社区服务是在一定社区范围内开展的社会服务,因此,一定的社区结构就是一定的社区服务的载体,而比较分析其社区结构是比较其社区服务的必要前提。那么,香港与武汉的城市社区结构究竟如何呢?这是一个异常复杂的问题,对此,笔者仅从横向区域结构的角度进行比较和分析。
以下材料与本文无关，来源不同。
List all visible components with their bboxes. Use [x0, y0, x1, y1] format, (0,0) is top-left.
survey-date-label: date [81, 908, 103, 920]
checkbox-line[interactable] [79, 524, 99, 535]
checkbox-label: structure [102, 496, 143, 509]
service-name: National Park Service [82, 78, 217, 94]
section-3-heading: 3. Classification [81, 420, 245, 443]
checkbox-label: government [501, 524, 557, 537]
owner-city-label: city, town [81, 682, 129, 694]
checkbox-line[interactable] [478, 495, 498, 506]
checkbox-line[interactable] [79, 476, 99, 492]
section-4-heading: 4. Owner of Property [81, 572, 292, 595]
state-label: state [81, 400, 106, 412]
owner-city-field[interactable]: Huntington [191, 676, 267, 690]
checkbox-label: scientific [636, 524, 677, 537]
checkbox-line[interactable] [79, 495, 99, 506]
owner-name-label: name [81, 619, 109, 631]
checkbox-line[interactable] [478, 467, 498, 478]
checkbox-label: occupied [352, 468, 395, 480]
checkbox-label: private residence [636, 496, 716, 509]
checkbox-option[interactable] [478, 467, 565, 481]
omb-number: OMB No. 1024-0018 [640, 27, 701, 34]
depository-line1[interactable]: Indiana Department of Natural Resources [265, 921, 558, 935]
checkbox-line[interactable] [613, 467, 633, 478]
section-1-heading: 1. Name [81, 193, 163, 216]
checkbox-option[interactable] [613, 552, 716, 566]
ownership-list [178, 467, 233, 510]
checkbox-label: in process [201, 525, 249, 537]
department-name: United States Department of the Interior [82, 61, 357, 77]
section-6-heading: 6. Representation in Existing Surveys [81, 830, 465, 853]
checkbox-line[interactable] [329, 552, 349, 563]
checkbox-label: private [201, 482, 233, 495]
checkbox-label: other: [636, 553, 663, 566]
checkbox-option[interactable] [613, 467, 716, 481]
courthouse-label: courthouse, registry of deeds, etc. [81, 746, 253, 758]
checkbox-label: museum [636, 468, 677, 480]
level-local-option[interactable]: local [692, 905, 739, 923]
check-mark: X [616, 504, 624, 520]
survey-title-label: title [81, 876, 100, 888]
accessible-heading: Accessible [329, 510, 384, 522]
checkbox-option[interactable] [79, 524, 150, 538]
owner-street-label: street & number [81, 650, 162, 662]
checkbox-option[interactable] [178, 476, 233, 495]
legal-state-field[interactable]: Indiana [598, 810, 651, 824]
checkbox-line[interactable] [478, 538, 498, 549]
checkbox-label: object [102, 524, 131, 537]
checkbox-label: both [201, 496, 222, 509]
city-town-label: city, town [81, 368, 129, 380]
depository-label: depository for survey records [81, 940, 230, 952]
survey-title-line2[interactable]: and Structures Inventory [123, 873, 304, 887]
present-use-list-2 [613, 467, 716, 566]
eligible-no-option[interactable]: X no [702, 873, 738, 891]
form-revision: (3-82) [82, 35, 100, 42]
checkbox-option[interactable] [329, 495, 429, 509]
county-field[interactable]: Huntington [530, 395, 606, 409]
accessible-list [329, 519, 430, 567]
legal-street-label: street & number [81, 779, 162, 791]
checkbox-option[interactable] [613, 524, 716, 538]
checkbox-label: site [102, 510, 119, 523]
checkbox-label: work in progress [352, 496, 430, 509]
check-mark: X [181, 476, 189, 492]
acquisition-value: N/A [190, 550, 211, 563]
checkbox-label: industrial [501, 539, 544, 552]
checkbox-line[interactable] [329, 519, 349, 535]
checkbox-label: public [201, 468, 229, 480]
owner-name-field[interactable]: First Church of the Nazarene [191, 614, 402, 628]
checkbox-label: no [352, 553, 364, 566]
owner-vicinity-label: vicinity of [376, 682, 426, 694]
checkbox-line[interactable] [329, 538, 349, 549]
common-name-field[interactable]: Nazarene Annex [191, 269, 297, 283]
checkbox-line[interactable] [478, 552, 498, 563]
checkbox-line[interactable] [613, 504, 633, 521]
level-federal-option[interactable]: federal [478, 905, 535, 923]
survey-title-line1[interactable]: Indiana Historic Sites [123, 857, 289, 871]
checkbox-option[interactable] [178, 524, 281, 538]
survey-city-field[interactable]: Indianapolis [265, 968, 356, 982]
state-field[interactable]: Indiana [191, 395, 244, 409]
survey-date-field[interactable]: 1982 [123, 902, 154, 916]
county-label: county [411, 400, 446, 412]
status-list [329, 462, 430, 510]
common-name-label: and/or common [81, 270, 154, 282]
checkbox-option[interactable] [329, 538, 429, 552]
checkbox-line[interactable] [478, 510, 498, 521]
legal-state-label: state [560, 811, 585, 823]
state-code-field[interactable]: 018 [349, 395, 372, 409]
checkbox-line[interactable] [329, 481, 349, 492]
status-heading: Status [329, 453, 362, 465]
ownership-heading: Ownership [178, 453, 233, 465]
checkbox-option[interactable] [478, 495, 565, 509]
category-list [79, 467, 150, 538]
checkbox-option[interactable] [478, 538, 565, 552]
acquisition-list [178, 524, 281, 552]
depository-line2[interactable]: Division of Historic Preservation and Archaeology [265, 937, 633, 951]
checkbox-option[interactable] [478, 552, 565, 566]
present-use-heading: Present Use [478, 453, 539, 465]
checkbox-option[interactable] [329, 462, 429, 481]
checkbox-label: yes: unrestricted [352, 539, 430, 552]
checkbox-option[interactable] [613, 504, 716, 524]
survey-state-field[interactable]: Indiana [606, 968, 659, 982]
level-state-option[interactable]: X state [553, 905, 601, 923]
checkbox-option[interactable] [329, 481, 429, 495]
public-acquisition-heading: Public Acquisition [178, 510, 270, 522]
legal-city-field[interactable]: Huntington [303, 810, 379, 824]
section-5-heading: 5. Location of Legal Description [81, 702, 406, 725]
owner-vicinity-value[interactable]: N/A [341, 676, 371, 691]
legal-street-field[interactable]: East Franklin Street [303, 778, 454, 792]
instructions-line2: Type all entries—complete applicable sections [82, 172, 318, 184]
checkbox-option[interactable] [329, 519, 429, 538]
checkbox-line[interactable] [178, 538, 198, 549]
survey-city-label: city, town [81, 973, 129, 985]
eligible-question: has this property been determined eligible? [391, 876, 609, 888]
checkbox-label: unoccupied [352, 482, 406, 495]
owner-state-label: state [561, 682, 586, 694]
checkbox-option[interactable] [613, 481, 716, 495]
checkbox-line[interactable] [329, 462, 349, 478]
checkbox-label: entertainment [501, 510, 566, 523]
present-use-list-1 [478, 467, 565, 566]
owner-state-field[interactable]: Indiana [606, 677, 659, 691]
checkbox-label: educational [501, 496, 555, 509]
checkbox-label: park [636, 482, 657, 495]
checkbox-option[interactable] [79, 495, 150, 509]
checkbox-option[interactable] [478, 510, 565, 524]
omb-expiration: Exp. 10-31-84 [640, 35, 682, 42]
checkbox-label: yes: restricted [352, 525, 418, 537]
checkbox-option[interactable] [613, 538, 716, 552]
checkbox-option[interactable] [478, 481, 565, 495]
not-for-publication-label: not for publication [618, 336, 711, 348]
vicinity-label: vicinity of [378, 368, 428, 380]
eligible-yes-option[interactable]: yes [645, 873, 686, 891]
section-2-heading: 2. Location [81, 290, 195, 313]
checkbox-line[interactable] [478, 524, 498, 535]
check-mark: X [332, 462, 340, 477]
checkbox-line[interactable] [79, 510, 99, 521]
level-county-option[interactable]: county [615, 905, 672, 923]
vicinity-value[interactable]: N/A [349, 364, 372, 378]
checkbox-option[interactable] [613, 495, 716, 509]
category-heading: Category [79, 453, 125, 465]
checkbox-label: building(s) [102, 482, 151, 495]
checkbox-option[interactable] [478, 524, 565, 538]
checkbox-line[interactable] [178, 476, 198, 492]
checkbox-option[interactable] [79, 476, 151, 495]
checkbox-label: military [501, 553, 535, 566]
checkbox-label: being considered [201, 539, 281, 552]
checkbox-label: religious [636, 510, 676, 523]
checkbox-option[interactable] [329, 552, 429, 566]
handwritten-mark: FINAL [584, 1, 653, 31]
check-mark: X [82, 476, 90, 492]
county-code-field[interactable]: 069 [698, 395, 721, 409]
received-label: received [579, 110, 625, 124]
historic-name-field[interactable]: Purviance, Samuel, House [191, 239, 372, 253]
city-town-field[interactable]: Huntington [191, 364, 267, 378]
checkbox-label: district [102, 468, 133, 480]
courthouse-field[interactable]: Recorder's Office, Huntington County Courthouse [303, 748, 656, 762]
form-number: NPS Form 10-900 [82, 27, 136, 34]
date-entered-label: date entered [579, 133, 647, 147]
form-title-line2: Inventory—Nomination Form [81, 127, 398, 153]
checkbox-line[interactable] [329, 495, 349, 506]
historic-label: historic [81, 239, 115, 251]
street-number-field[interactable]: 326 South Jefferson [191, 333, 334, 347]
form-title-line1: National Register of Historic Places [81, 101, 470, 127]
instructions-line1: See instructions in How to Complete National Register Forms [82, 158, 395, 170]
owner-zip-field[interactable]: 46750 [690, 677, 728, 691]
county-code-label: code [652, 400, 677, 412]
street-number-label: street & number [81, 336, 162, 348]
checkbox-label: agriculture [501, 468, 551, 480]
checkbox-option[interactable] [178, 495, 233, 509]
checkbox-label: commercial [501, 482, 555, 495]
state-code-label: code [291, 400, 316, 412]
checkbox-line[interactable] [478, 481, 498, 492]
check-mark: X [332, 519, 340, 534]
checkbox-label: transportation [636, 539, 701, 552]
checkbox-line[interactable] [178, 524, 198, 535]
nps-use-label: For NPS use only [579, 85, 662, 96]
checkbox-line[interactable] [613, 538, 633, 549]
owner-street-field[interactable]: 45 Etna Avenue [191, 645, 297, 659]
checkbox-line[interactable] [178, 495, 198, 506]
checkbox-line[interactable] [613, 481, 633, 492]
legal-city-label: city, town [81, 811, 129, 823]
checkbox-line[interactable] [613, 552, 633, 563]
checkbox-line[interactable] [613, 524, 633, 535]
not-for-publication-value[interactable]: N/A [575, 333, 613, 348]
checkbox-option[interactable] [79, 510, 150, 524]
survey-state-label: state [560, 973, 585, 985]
从横向区域结构看,香港与武汉的城市社区结构既有相似之处,又有不同之点。所谓相似之处,是指香港与武汉的区域结构都是“三分天下”,即香港因其历史和自然的原因而将其城市社区分为香港、九龙和新界三大部分,三大部分之下细分为18个区;武汉因其长江和汉水而将其城市社区切割为武昌、汉口和汉阳三大块,三块之下又细分为13个区。其具体情况如下:

香港

(18个区,总人口约620多万,总面积为1074平方公里)

香港九龙 新界

(4个城区) (5个城区)(9个城郊型的区)

中西区 九龙城离岛区 葵青区

东区观唐区北区西贡区

南区深水埗沙田区 大埔区

湾仔区 油尖旺区 荃湾区 屯门区

黄大仙区 元朗区

武汉

(13个区,总人口约720多万,总面积为8467平方公里)

武昌(4个区)汉口(6个区) 汉阳(3个区)

武昌区 江岸区 汉阳区

青山区 江汉区 蔡甸区

洪山区 硚口区 汉南区(郊区)

江夏区 东西湖区(郊区)

新州区(郊区)

黄陂区(郊区)

所谓不同之点,是指香港与武汉居民的聚居方式不同。比较而言,香港居民的聚居方式大多是经济收入水平相同或相近的市民相邻而居,如同处九龙地带的尖沙咀地区和深入埗地区居民的收入或消费水平有明显的差距,即前者为高消费社区,后者为低消费社区;而武汉居民的聚居方式大多是同一行业或同一单位的市民相邻而居,如政府官员聚居在政府大院而形成了所谓“行政型社区”,高校职员聚居在大学校园而形成了所谓“文化型社区”,企业职工聚居在企业周围而形成了所谓“企业型社区”等等。武昌区的水果湖街、洪山区的珞南街和整个青山区分别是典型的行政型、文化型和企业型社区。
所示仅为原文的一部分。